Nutrient Comparison: Potato Skin VS Boiled Broadbeans per 14 oz
Compare the macro and micronutrient content in 14 oz of Potato Skin versus 14 oz of Boiled Broadbeans to make informed dietary choices. Explore their nutritional differences and benefits.
Lets compare vitamin content per 14 ounces of Potato Skin vs Boiled Broadbeans :
- 14 ounces of Potato Skin have 1.5 times more Vitamin B3, 1.9 times more Vitamin B5, 3.3 times more Vitamin B6 and 38 times more Vitamin C than Boiled Broadbeans .

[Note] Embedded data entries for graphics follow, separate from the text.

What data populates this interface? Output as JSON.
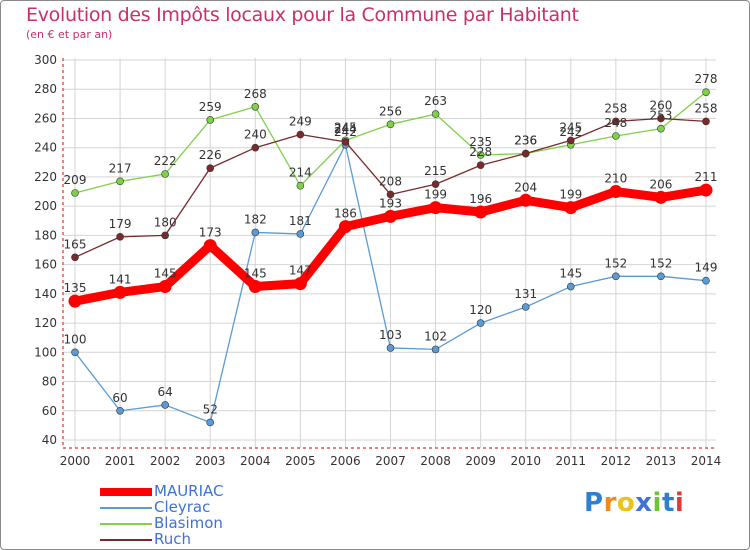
{
  "header": {
    "title": "Evolution des Impôts locaux pour la Commune par Habitant",
    "subtitle": "(en € et par an)"
  },
  "logo": {
    "text": "Proxiti"
  },
  "colors": {
    "title": "#c8306b",
    "mauriac": "#ff0000",
    "cleyrac": "#5b9bd5",
    "blasimon": "#7ed148",
    "ruch": "#7a2a2a",
    "grid": "#d4d4d4"
  },
  "chart_data": {
    "type": "line",
    "title": "Evolution des Impôts locaux pour la Commune par Habitant",
    "subtitle": "(en € et par an)",
    "xlabel": "",
    "ylabel": "",
    "ylim": [
      40,
      300
    ],
    "yticks": [
      40,
      60,
      80,
      100,
      120,
      140,
      160,
      180,
      200,
      220,
      240,
      260,
      280,
      300
    ],
    "grid": true,
    "legend_position": "bottom-left",
    "x": [
      "2000",
      "2001",
      "2002",
      "2003",
      "2004",
      "2005",
      "2006",
      "2007",
      "2008",
      "2009",
      "2010",
      "2011",
      "2012",
      "2013",
      "2014"
    ],
    "series": [
      {
        "name": "MAURIAC",
        "color": "#ff0000",
        "values": [
          135,
          141,
          145,
          173,
          145,
          147,
          186,
          193,
          199,
          196,
          204,
          199,
          210,
          206,
          211
        ]
      },
      {
        "name": "Cleyrac",
        "color": "#5b9bd5",
        "values": [
          100,
          60,
          64,
          52,
          182,
          181,
          242,
          103,
          102,
          120,
          131,
          145,
          152,
          152,
          149
        ]
      },
      {
        "name": "Blasimon",
        "color": "#7ed148",
        "values": [
          209,
          217,
          222,
          259,
          268,
          214,
          245,
          256,
          263,
          235,
          236,
          242,
          248,
          253,
          278
        ]
      },
      {
        "name": "Ruch",
        "color": "#7a2a2a",
        "values": [
          165,
          179,
          180,
          226,
          240,
          249,
          244,
          208,
          215,
          228,
          236,
          245,
          258,
          260,
          258
        ]
      }
    ]
  }
}
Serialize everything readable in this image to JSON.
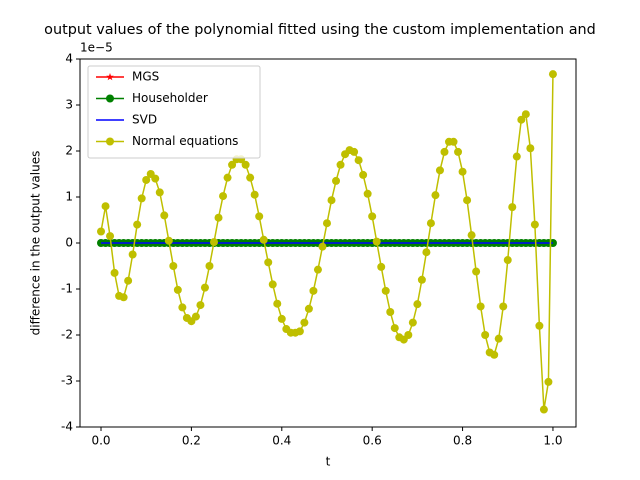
{
  "chart_data": {
    "type": "line",
    "title": "output values of the polynomial fitted using the custom implementation and",
    "xlabel": "t",
    "ylabel": "difference in the output values",
    "offset_label": "1e−5",
    "x": [
      0,
      0.01,
      0.02,
      0.03,
      0.04,
      0.05,
      0.06,
      0.07,
      0.08,
      0.09,
      0.1,
      0.11,
      0.12,
      0.13,
      0.14,
      0.15,
      0.16,
      0.17,
      0.18,
      0.19,
      0.2,
      0.21,
      0.22,
      0.23,
      0.24,
      0.25,
      0.26,
      0.27,
      0.28,
      0.29,
      0.3,
      0.31,
      0.32,
      0.33,
      0.34,
      0.35,
      0.36,
      0.37,
      0.38,
      0.39,
      0.4,
      0.41,
      0.42,
      0.43,
      0.44,
      0.45,
      0.46,
      0.47,
      0.48,
      0.49,
      0.5,
      0.51,
      0.52,
      0.53,
      0.54,
      0.55,
      0.56,
      0.57,
      0.58,
      0.59,
      0.6,
      0.61,
      0.62,
      0.63,
      0.64,
      0.65,
      0.66,
      0.67,
      0.68,
      0.69,
      0.7,
      0.71,
      0.72,
      0.73,
      0.74,
      0.75,
      0.76,
      0.77,
      0.78,
      0.79,
      0.8,
      0.81,
      0.82,
      0.83,
      0.84,
      0.85,
      0.86,
      0.87,
      0.88,
      0.89,
      0.9,
      0.91,
      0.92,
      0.93,
      0.94,
      0.95,
      0.96,
      0.97,
      0.98,
      0.99,
      1
    ],
    "series": [
      {
        "name": "MGS",
        "color": "#ff0000",
        "marker": "star",
        "values": [
          0,
          0,
          0,
          0,
          0,
          0,
          0,
          0,
          0,
          0,
          0,
          0,
          0,
          0,
          0,
          0,
          0,
          0,
          0,
          0,
          0,
          0,
          0,
          0,
          0,
          0,
          0,
          0,
          0,
          0,
          0,
          0,
          0,
          0,
          0,
          0,
          0,
          0,
          0,
          0,
          0,
          0,
          0,
          0,
          0,
          0,
          0,
          0,
          0,
          0,
          0,
          0,
          0,
          0,
          0,
          0,
          0,
          0,
          0,
          0,
          0,
          0,
          0,
          0,
          0,
          0,
          0,
          0,
          0,
          0,
          0,
          0,
          0,
          0,
          0,
          0,
          0,
          0,
          0,
          0,
          0,
          0,
          0,
          0,
          0,
          0,
          0,
          0,
          0,
          0,
          0,
          0,
          0,
          0,
          0,
          0,
          0,
          0,
          0,
          0,
          0
        ]
      },
      {
        "name": "Householder",
        "color": "#008000",
        "marker": "circle",
        "values": [
          0,
          0,
          0,
          0,
          0,
          0,
          0,
          0,
          0,
          0,
          0,
          0,
          0,
          0,
          0,
          0,
          0,
          0,
          0,
          0,
          0,
          0,
          0,
          0,
          0,
          0,
          0,
          0,
          0,
          0,
          0,
          0,
          0,
          0,
          0,
          0,
          0,
          0,
          0,
          0,
          0,
          0,
          0,
          0,
          0,
          0,
          0,
          0,
          0,
          0,
          0,
          0,
          0,
          0,
          0,
          0,
          0,
          0,
          0,
          0,
          0,
          0,
          0,
          0,
          0,
          0,
          0,
          0,
          0,
          0,
          0,
          0,
          0,
          0,
          0,
          0,
          0,
          0,
          0,
          0,
          0,
          0,
          0,
          0,
          0,
          0,
          0,
          0,
          0,
          0,
          0,
          0,
          0,
          0,
          0,
          0,
          0,
          0,
          0,
          0,
          0
        ]
      },
      {
        "name": "SVD",
        "color": "#0000ff",
        "marker": "none",
        "values": [
          0,
          0,
          0,
          0,
          0,
          0,
          0,
          0,
          0,
          0,
          0,
          0,
          0,
          0,
          0,
          0,
          0,
          0,
          0,
          0,
          0,
          0,
          0,
          0,
          0,
          0,
          0,
          0,
          0,
          0,
          0,
          0,
          0,
          0,
          0,
          0,
          0,
          0,
          0,
          0,
          0,
          0,
          0,
          0,
          0,
          0,
          0,
          0,
          0,
          0,
          0,
          0,
          0,
          0,
          0,
          0,
          0,
          0,
          0,
          0,
          0,
          0,
          0,
          0,
          0,
          0,
          0,
          0,
          0,
          0,
          0,
          0,
          0,
          0,
          0,
          0,
          0,
          0,
          0,
          0,
          0,
          0,
          0,
          0,
          0,
          0,
          0,
          0,
          0,
          0,
          0,
          0,
          0,
          0,
          0,
          0,
          0,
          0,
          0,
          0,
          0
        ]
      },
      {
        "name": "Normal equations",
        "color": "#bfbf00",
        "marker": "circle",
        "values": [
          0.25,
          0.8,
          0.15,
          -0.65,
          -1.15,
          -1.18,
          -0.82,
          -0.25,
          0.4,
          0.97,
          1.37,
          1.5,
          1.4,
          1.1,
          0.6,
          0.05,
          -0.5,
          -1.02,
          -1.4,
          -1.63,
          -1.7,
          -1.6,
          -1.35,
          -0.97,
          -0.5,
          0.02,
          0.55,
          1.02,
          1.42,
          1.7,
          1.82,
          1.82,
          1.7,
          1.42,
          1.05,
          0.58,
          0.07,
          -0.42,
          -0.9,
          -1.32,
          -1.65,
          -1.87,
          -1.95,
          -1.95,
          -1.92,
          -1.73,
          -1.43,
          -1.04,
          -0.58,
          -0.08,
          0.43,
          0.93,
          1.35,
          1.7,
          1.93,
          2.02,
          1.98,
          1.8,
          1.48,
          1.07,
          0.58,
          0.03,
          -0.52,
          -1.04,
          -1.5,
          -1.85,
          -2.05,
          -2.1,
          -2.0,
          -1.73,
          -1.33,
          -0.8,
          -0.2,
          0.43,
          1.04,
          1.58,
          1.98,
          2.2,
          2.2,
          1.98,
          1.55,
          0.93,
          0.17,
          -0.62,
          -1.38,
          -2.0,
          -2.38,
          -2.43,
          -2.08,
          -1.38,
          -0.37,
          0.78,
          1.88,
          2.68,
          2.8,
          2.06,
          0.4,
          -1.8,
          -3.62,
          -3.02,
          3.67
        ]
      }
    ],
    "xlim": [
      -0.0465,
      1.051
    ],
    "ylim": [
      -4,
      4
    ],
    "xticks": [
      {
        "value": 0,
        "label": "0.0"
      },
      {
        "value": 0.2,
        "label": "0.2"
      },
      {
        "value": 0.4,
        "label": "0.4"
      },
      {
        "value": 0.6,
        "label": "0.6"
      },
      {
        "value": 0.8,
        "label": "0.8"
      },
      {
        "value": 1,
        "label": "1.0"
      }
    ],
    "yticks": [
      -4,
      -3,
      -2,
      -1,
      0,
      1,
      2,
      3,
      4
    ],
    "legend": "upper left",
    "grid": false
  }
}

- While 14 oz of Boiled Broadbeans contain 4.6 times more Vitamin B1, 2.3 times more Vitamin B2 and 6.1 times more Vitamin B9 than Raw Potato Skin.
- 14 ounces of Potato Skin have insufficient amounts of Vitamin B1
- 14 ounces of Boiled Broadbeans have insufficient amounts of Vitamin C
- Both Raw Potato Skin as well as Boiled Broadbeans have insufficient amounts of Vitamin A, Vitamin B12 and Vitamin D in 14 ounces.
Comparing minerals per 14 ounces for Potato Skin vs Boiled Broadbeans :
- 14 ounces of Potato Skin have 1.6 times more Copper, 2.2 times more Iron, 1.4 times more Manganese and 1.5 times more Potassium than Boiled Broadbeans .
- While 14 oz of Boiled Broadbeans contain 1.9 times more Magnesium, 3.3 times more Phosphorus, 8.7 times more Selenium and 2.9 times more Zinc than Raw Potato Skin.
- Both Potato Skin and Boiled Broadbeans contain similar levels of Calcium per 14 ounces.
- 14 ounces of Potato Skin lack sufficient amounts of Selenium
Comparison of macro-nutrients per 14 ounces:
- 14 oz of Boiled Broadbeans contain 1.9 times more Energy, 1.6 times more Carbohydrate, 2.2 times more Fiber and 3 times more Protein than Raw Potato Skin.
- Both Raw Potato Skin as well as Boiled Broadbeans provide inadequate amounts of Omega 3 and Omega 6 in 14 ounces.